About the APE Taxonomy

"Prompt injection” has become a catch-all term for a wide range of attacks against generative AI systems, especially large language models. But taxonomically, it does too much work. It can refer to a delivery mechanism, an adversarial technique, a model behavior, an attacker objective, or an impact.

The HiddenLayer Adversarial Prompt Engineering (APE) Taxonomy was created to bring more structure to this space. It gives security practitioners, researchers, and organizations a shared language for describing adversarial prompts with more precision.

Community efforts like OWASP Top 10 for LLMs and MITRE ATLAS have helped establish prompt injection and jailbreaks as important AI security risks. APE complements those frameworks by going deeper at the prompt level: identifying the specific tactics, techniques, and prompt patterns used to manipulate generative AI systems.

How the Taxonomy Works

The taxonomy is built around a familiar abstraction model from cybersecurity: Tactics, Techniques, and Procedures. In APE, concrete procedures are represented as prompts or prompt sequences.

Prompts are the concrete artifacts: the strings of text, instructions, or input sequences presented to the system. Techniques are repeatable patterns abstracted from those prompts. Tactics are higher-level groupings of techniques based on the mechanism they exploit.

APE intentionally separates this observable layer from the objective layer. Tactics, techniques, and prompts describe what can be seen in the interaction. Impacts and objectives describe what the adversary appears to be trying to accomplish, which usually has to be inferred from the surrounding context and resulting system behavior.

This separation avoids brittle one-to-one mappings between method and motive. The same technique may be used to expose a system prompt, manipulate a workflow, trigger an unauthorized tool call, or produce prohibited content. Analysts can first tag the observable behavior, then infer objectives when the context supports it.

To learn more about the Adversarial Prompt Engineering (APE) Taxonomy, you can read the introductory blog and the version 3 update blog. To explore how the taxonomy is structured and maintained, visit https://github.com/hiddenlayerai/ape-taxonomy.

Key Concepts

Impacts & Objectives

Impacts

Broad categories of AI security consequences. APE maps impact to the traditional CIA triad: (Confidentiality, Integrity, and Availability).

Objectives

Specific outcomes the adversary is trying to achieve such as System Prompt Exposure, Task Redirection, or Denial of Wallet.

Subtypes

More granular variations of specific objectives. APE currently uses subtypes under Content Policy Violation to distinguish common policy-bound behaviors, such as Offensive Cyber Assistance, Phishing Assistance, and Self-Harm Facilitation.

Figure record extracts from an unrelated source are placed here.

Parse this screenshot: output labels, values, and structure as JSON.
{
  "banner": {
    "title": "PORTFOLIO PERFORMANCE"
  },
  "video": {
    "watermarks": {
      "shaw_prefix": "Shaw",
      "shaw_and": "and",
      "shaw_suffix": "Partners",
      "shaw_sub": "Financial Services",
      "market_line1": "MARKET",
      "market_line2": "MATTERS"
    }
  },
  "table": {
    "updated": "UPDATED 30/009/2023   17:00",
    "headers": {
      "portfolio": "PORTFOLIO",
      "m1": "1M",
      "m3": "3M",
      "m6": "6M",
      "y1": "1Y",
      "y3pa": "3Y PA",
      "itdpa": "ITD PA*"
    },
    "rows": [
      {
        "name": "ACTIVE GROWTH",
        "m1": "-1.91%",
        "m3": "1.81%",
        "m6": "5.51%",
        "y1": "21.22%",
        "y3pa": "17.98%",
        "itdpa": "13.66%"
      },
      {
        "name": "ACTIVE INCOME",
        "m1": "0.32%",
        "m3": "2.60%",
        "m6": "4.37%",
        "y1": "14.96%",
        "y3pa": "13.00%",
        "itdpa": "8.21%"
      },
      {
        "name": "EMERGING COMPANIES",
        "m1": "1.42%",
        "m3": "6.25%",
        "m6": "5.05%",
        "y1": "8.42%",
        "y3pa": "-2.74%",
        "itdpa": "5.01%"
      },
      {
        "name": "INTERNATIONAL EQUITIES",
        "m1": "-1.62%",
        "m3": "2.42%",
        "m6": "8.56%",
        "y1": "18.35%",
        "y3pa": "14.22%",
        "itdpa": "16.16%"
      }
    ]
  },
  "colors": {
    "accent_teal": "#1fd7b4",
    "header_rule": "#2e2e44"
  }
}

Tactics Techniques & Prompts

Tactics, techniques, and prompts describe the observable structure of an adversarial prompt attack.

Tactics

High-level categories that group techniques by the mechanism they exploit, such as Obfuscation, Context Manipulation, or Token Manipulation.

Techniques

Specific, repeatable methods used within adversarial prompts. Techniques capture patterns that can be observed across concrete examples.

Prompts

Concrete strings of text or sequences of inputs presented to a generative AI system. They represent tangible evidence of an adversarial interaction.

AI Runtime Security

The same structure that makes the taxonomy useful for testing also makes it useful for defense. By mapping observed prompts and model behaviors to specific tactics, techniques, impacts, and objectives, security solutions can produce more meaningful detections and reduce ambiguity in alerts.

Instead of simply flagging “prompt injection,” organizations can understand what kind of adversarial behavior is being attempted and what outcome it may be trying to produce. That context enables more targeted mitigations, stronger policy enforcement, and better alignment between security operations and AI development teams.

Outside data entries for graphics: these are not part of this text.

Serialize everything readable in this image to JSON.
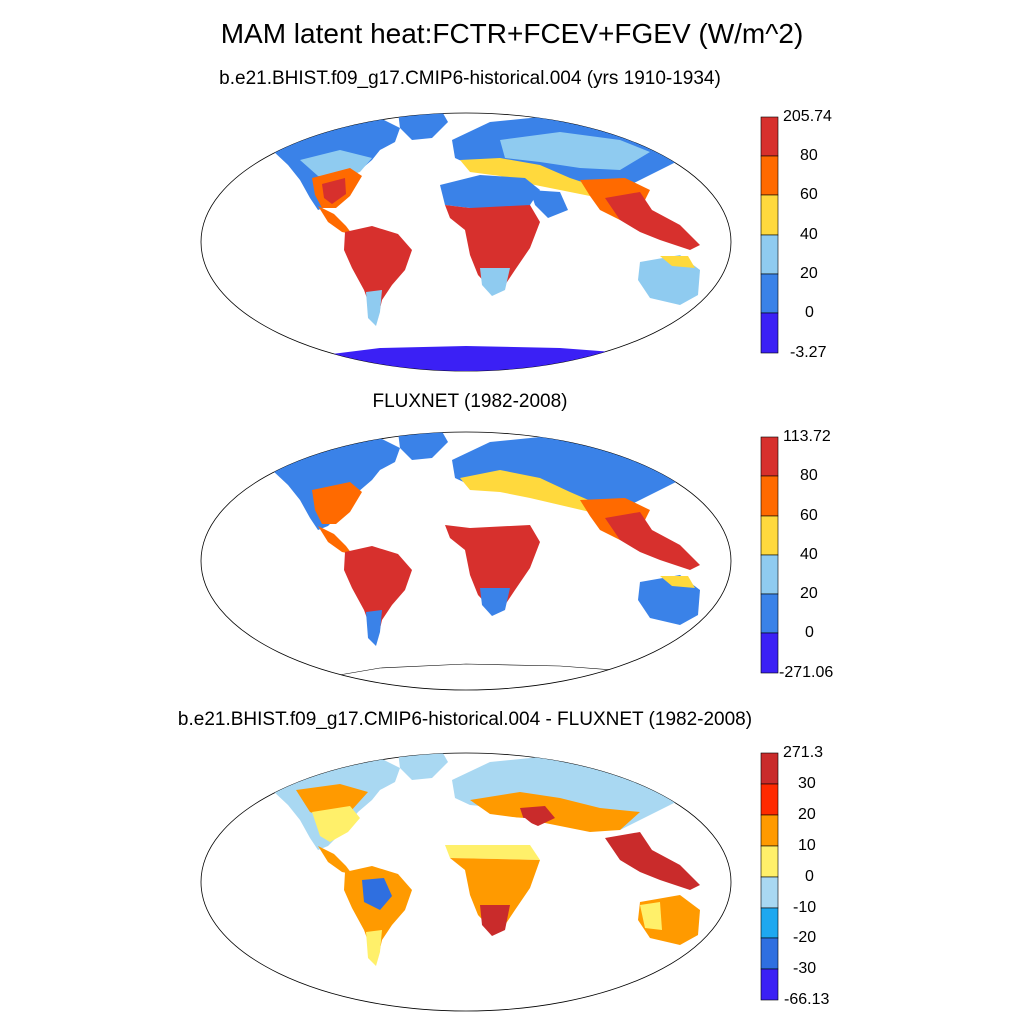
{
  "figure": {
    "title": "MAM latent heat:FCTR+FCEV+FGEV (W/m^2)"
  },
  "panels": [
    {
      "id": "model",
      "subtitle": "b.e21.BHIST.f09_g17.CMIP6-historical.004 (yrs 1910-1934)",
      "colorbar": {
        "labels": [
          "205.74",
          "80",
          "60",
          "40",
          "20",
          "0",
          "-3.27"
        ],
        "colors": [
          "#d7302d",
          "#ff6a00",
          "#ffd93d",
          "#8fcbf0",
          "#3a82e8",
          "#3b20f5"
        ]
      }
    },
    {
      "id": "obs",
      "subtitle": "FLUXNET (1982-2008)",
      "colorbar": {
        "labels": [
          "113.72",
          "80",
          "60",
          "40",
          "20",
          "0",
          "-271.06"
        ],
        "colors": [
          "#d7302d",
          "#ff6a00",
          "#ffd93d",
          "#8fcbf0",
          "#3a82e8",
          "#3b20f5"
        ]
      }
    },
    {
      "id": "diff",
      "subtitle": "b.e21.BHIST.f09_g17.CMIP6-historical.004 - FLUXNET (1982-2008)",
      "colorbar": {
        "labels": [
          "271.3",
          "30",
          "20",
          "10",
          "0",
          "-10",
          "-20",
          "-30",
          "-66.13"
        ],
        "colors": [
          "#c92b2b",
          "#ff2a00",
          "#ff9a00",
          "#fff06a",
          "#a9d8f2",
          "#1ea8f0",
          "#2f6fe0",
          "#3b20f5"
        ]
      }
    }
  ]
}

Applied in AI Red Team Engagements

The HiddenLayer AI Red Team uses the APE Taxonomy as a foundation for rigorous and repeatable testing. Rather than relying only on ad hoc prompt crafting or automated tooling, the taxonomy helps define success criteria through impacts and objectives, while guiding exploration across a broad range of adversarial behaviors through tactics and techniques.

This helps ensure that testing covers not only obvious attack paths, but also more subtle combinations of tactics and techniques that may expose deeper vulnerabilities. The taxonomy also standardizes how findings are documented and communicated, allowing organizations to understand the nature of the risks identified and how they map to attacker objectives.